Daarnaast zijn er helaas burgemeesters die gemeenteraden willen opleggen om niet meer over individuele gevallen te spreken. Waarom mag je als gemeenteraadslid niet gewoon een klacht van een inwoner meenemen waar je het als raadslid mee eens bent ? Dat is een inwoner van jouw gemeente, dat mag hem/haar niet overkomen. Daar heb je geen kadernota voor nodig. Als raadslid moet je die ervaring kunnen delen en de wethouder hierover kunnen bevragen.
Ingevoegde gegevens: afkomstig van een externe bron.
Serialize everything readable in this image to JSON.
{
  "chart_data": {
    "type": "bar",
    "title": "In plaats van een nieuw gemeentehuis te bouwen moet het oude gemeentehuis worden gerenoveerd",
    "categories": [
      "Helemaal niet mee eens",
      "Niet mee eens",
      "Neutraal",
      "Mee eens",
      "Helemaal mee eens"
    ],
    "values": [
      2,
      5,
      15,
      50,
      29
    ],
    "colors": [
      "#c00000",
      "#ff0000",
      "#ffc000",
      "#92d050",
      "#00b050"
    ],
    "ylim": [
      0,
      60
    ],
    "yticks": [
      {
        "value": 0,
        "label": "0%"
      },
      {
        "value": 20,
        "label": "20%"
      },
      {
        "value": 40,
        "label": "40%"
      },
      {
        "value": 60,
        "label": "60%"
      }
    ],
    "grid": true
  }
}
Burgemeesters : stop met die flauwekul !
Dit zijn redenen waardoor de kiezer het vertrouwen in de politiek verliest. Daarom denk ik dat de landelijke democratie wellicht beter zou functioneren met een aantal aanpassingen. De plaatselijke politiek kan hierbij het goede voorbeeld geven door bijvoorbeeld te gaan werken met raadsbrede programma’s en met gekozen wethouders!
Ook Geerten Waling schrijft in Elsevier dat er toekomst is voor zogeheten Ombudspolitiek. Hij stelt dat een brede groep kiezers snakt naar deze vorm van politiek bedrijven : het opkomen voor concrete rechten en belangen van burgers. De politicus als Ombudsman, aangesteld om lastige vragen te stellen en te wijzen op fouten in het systeem. Zulke politici staan naast de inwoners om hun zorgen te vertalen naar scherpe politieke interventies. Wie zegt dat er in de politiek geen cliëntelisme bestaat, die jokt. Als politicus zijn je stemmers je cliënten, daar hoor je voor door het vuur te gaan. Ook de Grondwet kent immers geen politieke partijen. Dus je bent alleen aan hen die op je hebben gestemd verantwoording schuldig. En zolang je jezelf niet verrijkt en opkomt voor cliënten, dus ook voor ondernemers, doe je voor je achterban wat je tijdens de verkiezingscampagne hebt beloofd !
Hoe op weg naar een echte professionele gemeente ?
Na het zeer moeizame voortraject van de ondemocratisch opgelegde herindeling Hoeksche Waard staat de nieuwe gemeente er wel, maar daarmee heb je dan ook alles gezegd. We hebben nog een lange weg te gaan om door te groeien naar een professionele gemeente.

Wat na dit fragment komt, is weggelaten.